While our approach enables LMs to learn how to use a variety of tools in a self-supervised way, there are some clear limitations to what can be achieved with our method in its current form. One such limitation is the inability of Toolformer to use tools in a chain (i.e., using the output of one tool as an input for another tool). This is due to the fact that API calls for each tool are generated independently; as a consequence, there are no examples of chained tool use in the finetuning dataset, since this would necessitate multiple API calls per example. Our current approach also does not allow the LM to use a tool in an interactive way – especially for tools such as search engines, that could potentially return hundreds of different results, enabling a LM to browse through these results or to refine its search query in a similar spirit to Nakano et al. (2021) can be crucial for certain applications. Beyond this, we found models trained with Toolformer to often be sensitive to the exact wording of their input when deciding whether or not to call an API; this is perhaps unsurprising given that LMs are known to be very sensitive to the prompt they are provided with in both zero- and few-shot settings. Depending on the tool, our method is also very sample-inefficient; for example, processing more than a million documents results in only a few thousand examples of useful calls to the calculator API. A potential solution to this problem might be to iteratively apply our approach, similar to how this is done in related bootstrapping approaches. Finally, when deciding whether or not to make an API call, Toolformer currently does not take into account the tool-dependent, computational cost incurred from making an API call.

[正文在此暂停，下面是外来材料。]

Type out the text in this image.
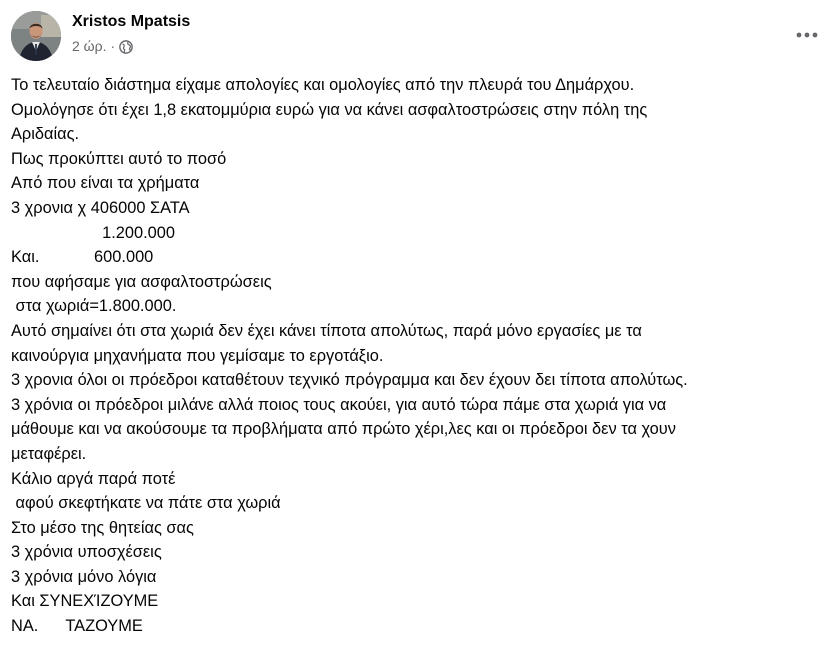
Xristos Mpatsis
2 ώρ. ·
Το τελευταίο διάστημα είχαμε απολογίες και ομολογίες από την πλευρά του Δημάρχου.
Ομολόγησε ότι έχει 1,8 εκατομμύρια ευρώ για να κάνει ασφαλτοστρώσεις στην πόλη της
Αριδαίας.
Πως προκύπτει αυτό το ποσό
Από που είναι τα χρήματα
3 χρονια χ 406000 ΣΑΤΑ
1.200.000
Και.            600.000
που αφήσαμε για ασφαλτοστρώσεις
στα χωριά=1.800.000.
Αυτό σημαίνει ότι στα χωριά δεν έχει κάνει τίποτα απολύτως, παρά μόνο εργασίες με τα
καινούργια μηχανήματα που γεμίσαμε το εργοτάξιο.
3 χρονια όλοι οι πρόεδροι καταθέτουν τεχνικό πρόγραμμα και δεν έχουν δει τίποτα απολύτως.
3 χρόνια οι πρόεδροι μιλάνε αλλά ποιος τους ακούει, για αυτό τώρα πάμε στα χωριά για να
μάθουμε και να ακούσουμε τα προβλήματα από πρώτο χέρι,λες και οι πρόεδροι δεν τα χουν
μεταφέρει.
Κάλιο αργά παρά ποτέ
αφού σκεφτήκατε να πάτε στα χωριά
Στο μέσο της θητείας σας
3 χρόνια υποσχέσεις
3 χρόνια μόνο λόγια
Και ΣΥΝΕΧΊΖΟΥΜΕ
ΝΑ.      ΤΑΖΟΥΜΕ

虽然我们的方法使语言模型能够以自监督的方式学习使用各种工具,但当前形式的方法所能达到的效果存在一些明显的局限性。一个这样的局限性是Toolformer无法以链式方式使用工具。这是因为每个工具的API调用都是独立生成的;因此,微调数据集中没有链式工具使用的示例,因为这需要在每个示例中进行多次API调用。我们目前的方法也不允许语言模型以交互式方式使用工具——特别是对于搜索引擎等工具,它们可能返回数百个不同的结果,使语言模型能够浏览这些结果或优化其搜索查询,这对于某些应用可能至关重要。除此之外,我们发现使用Toolformer训练的模型在决定是否调用API时,常常对其输入的准确措辞很敏感;鉴于已知语言模型在零样本和少样本设置中对提供给它们的提示非常敏感,这可能并不奇怪。根据工具的不同,我们的方法也非常样本效率低下;例如,处理超过一百万份文档,仅能产生几千个对计算器API有用的调用示例。解决这个问题的一个潜在方法可能是迭代地应用我们的方法,类似于相关引导方法中的做法。最后,在决定是否进行API调用时,Toolformer目前没有考虑因进行API调用而产生的、依赖于工具的计算成本。

Conclusion

We have introduced Toolformer, a LM that learns in a self-supervised way how to use different tools such as search engines, calculators, and translation systems via simple API calls. This is done by finetuning on sampled API calls that are filtered based on whether they reduce perplexity on future tokens. Toolformer considerably improves zero-shot performance of a 6.7B parameter GPT-J model, enabling it to even outperform a much larger GPT-3 model on a range of different downstream tasks.

我们引入了Toolformer,这是一个以自监督方式学习如何通过简单的API调用使用不同工具的语言模型。这是通过在采样的API调用上进行微调来实现的,这些API调用根据它们是否降低未来词元的困惑度进行过滤。Toolformer显著提高了6.7B参数GPT-J模型的零样本性能,使其甚至在一系列不同的下游任务上优于大得多的GPT-3模型。